Holcomb wishes the Pacoima youths still lived with him, citing the eligibility battle with the Southern Section as the chief reason the boys moved out. Carter had moved back to Pacoima last summer, and after Brown enrolled at Crespi, he moved in with Russell White, a former Celt running back now at Cal. Brown is the half brother of former Rams running back Charles White and is Russell's uncle.
Brison and Crowe left the Holcombs just after Christmas, saying they felt both homesick and unwelcome at Westlake High.
"It's a shame that everyone looked at it as recruiting," Holcomb said. "I was just interested in what was best for the boys. I can understand how everyone saw it as something else, but it's sad they didn't see it for what it was."
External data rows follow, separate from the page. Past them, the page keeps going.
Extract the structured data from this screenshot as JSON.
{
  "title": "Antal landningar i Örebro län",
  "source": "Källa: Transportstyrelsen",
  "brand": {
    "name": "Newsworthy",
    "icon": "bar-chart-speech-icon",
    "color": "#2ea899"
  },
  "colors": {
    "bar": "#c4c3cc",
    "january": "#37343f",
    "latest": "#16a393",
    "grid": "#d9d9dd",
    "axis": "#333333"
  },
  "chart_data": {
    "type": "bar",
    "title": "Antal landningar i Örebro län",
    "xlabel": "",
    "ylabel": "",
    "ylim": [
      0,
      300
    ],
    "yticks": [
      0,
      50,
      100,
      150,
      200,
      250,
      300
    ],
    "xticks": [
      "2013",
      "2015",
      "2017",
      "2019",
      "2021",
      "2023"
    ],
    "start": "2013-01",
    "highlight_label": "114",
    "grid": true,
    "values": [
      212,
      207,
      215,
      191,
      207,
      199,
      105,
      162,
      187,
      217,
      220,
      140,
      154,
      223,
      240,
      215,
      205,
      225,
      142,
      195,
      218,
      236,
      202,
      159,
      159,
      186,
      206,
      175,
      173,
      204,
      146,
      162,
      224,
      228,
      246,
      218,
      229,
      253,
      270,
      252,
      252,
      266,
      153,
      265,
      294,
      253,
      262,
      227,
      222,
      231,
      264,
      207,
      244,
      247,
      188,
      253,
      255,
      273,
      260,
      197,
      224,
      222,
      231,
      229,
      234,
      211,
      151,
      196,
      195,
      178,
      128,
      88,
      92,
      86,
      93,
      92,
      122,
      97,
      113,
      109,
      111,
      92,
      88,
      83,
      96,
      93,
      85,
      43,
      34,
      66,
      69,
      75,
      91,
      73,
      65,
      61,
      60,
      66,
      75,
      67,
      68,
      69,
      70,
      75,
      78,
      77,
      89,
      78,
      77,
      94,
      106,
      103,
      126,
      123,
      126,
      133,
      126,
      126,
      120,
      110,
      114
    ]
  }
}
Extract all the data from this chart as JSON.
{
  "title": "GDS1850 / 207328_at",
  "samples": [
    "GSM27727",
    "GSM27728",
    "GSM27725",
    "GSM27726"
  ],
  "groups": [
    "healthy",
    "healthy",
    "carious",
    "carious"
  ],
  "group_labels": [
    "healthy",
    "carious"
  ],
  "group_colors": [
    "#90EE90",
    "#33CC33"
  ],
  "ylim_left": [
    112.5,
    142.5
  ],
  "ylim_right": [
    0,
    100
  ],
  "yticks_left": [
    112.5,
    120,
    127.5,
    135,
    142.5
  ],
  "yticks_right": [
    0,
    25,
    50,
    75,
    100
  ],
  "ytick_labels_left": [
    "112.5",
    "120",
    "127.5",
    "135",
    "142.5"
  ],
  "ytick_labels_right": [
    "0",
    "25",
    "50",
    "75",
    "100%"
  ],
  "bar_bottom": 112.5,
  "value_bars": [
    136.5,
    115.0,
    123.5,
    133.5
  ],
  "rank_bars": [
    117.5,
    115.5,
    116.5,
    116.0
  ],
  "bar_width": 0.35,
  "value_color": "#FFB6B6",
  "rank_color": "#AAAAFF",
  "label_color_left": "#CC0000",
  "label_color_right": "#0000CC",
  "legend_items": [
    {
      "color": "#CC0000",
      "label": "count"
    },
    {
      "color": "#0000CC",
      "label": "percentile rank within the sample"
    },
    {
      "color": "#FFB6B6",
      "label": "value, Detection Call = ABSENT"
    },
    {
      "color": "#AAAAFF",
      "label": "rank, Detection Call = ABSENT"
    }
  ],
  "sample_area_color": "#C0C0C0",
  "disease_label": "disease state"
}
Holcomb claims he holds no animosity toward the Southern Section, a stand made easier by the fact that everything has worked out well for the boys, who take a similar position.
"Because I'm doing so well at Alemany, I don't think about it much," Brison said. "I have no resentment. It's all behind me. I'm starting a new career Friday night."
The intent to provide a better environment for kids is a good one, Holcomb said, but he has questioned that impulse since the death of his son.
"The boys would still be at my house if there wasn't that problem with the Southern Section," he said. "The irony for me is that I wanted the boys to see what the good life is all about. But after they left, their brother Mike wrapped himself around a tree. I wanted to offer protection for these boys and I couldn't even provide it for my own son."
Where they are now:
The first of the Holcomb bunch to establish himself, Carter (5-11, 175) was the Valley-area's top sophomore and one of the area's best backs last year. He rushed for 1,190 yards and caught 13 passes for 184 yards for Kennedy. "He electrified people last year," Kennedy Coach Bob Francola said. And Francola expects more fireworks this season. "He's bigger and stronger this year," he said. "You're going to see a running back nearly as good as Russell White. He has great speed and he's tough."
Crowe also endured a personal tragedy this summer. The ensuing personal problems he felt in the wake of the death of his grandmother kept him off the practice field much of the summer. But Chatsworth Coach Myron Gibford is willing to be patient. Crowe (5-11, 175) has been impressive since the start of two-a-day drills this week. "We expect great things from him," Gibford said. "He has great acceleration and can run with anybody."
Alemany Coach Pat Blackburn calls Brison the team's top defensive back and a punishing runner. Brison packs 180 pounds on a 5-7 frame and he timed 10.9 in the 100 meters last year as a freshman. "When he breaks into the open and you try to tackle him, you pay for it," Blackburn said. Brison will share playing time in the backfield with Terry Barnum, who scored 28 touchdowns for the freshman team last year.
Brown gained all of 22 yards last year as a backup to Russell White and then missed summer workouts to improve his grades. He attended summer school at Montclair Prep to wipe out a failing mark and showed up for one workout at San Fernando. He has returned to Crespi a little out of shape but is still a prospect. "He's talented, has very good speed and is making great cuts in practice," Crespi Coach Tim Lins said. Brown will compete with Lucas Freeman at tailback.
The only wide receiver of the group, Holcomb will get a world of action his first year on the Westlake varsity. The 6-0, 155-pound sophomore will start on offense and in the defensive secondary and will return punts. "If he comes off the field the whole season, I'll be surprised," Coach Jim Benkert said. "He's been very impressive. He catches everything and he's a sure tackler."